As reported by Americans United, thirty-three religious right churches endorsed Republican politicians from the pulpit on Sunday. This event was planned and orchestrated by the Alliance Defense Fund, a religious right legal group, which hopes to use it as a test case to have laws against church politicking declared unconstitutional.
Let’s emphasize at the outset something that religious-right spokesmen, in the coming weeks, will be working their hardest to deceive everyone about. There are no laws forbidding churches from endorsing political candidates. What we do have are laws forbidding churches from endorsing candidates if they want to retain their tax exemption.
This is not a unique and onerous burden placed only on religious groups; rather, it is the same generally applicable law that applies to all bona fide non-profit organizations. In exchange for the privilege of tax exemption, such groups are expected to abstain from explicitly partisan political activity. The churches that endorsed candidates are not protesting an unjust law designed to oppress them. Rather, they are arrogantly and greedily trying to have their cake and eat it too. They want the privilege of tax exemption without having to play by the rules that apply to tax-exempt groups.
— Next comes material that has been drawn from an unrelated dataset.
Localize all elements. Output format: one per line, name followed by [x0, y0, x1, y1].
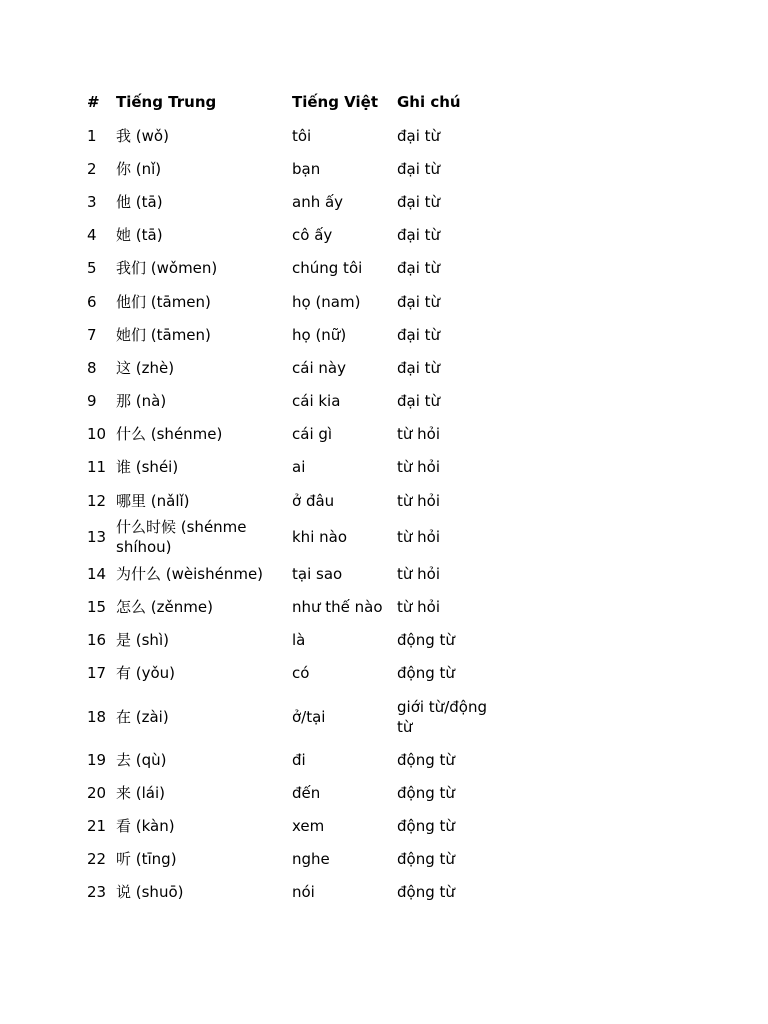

In reality, the ban on church politicking is little more than a formality. The IRS code permits discussion of “issues”, which means that even churches that obey the letter of the law can very easily convey to their followers which candidate they are expected to vote for. I have little doubt that most of these churches’ members were already planning to vote for John McCain. After all, white evangelicals are one of the most consistently Republican voting blocs in the country. But this latest stunt is a demonstration that they don’t feel themselves obligated to obey even the minimal restrictions set by the law.
Although the IRS has in the past been cautious to sanction violators, a sign of the undue respect paid to religion in this country, we can hope that they’ll recognize this deliberate attempt to undermine their authority for what it is and take appropriate action. This is likely to be an expensive and embarrassing lesson for these churches in the meaning of the First Amendment – and, hopefully, a disincentive for others to listen to schemers like the Alliance Defense Fund in the future. Given America’s financial chaos and the budget deficits that are certain to result, the taxes that I hope these churches will soon be paying are much-needed. That money can be put to more appropriate use, like funding public schools or repairing our decaying infrastructure, rather than supporting wasteful sectarianism.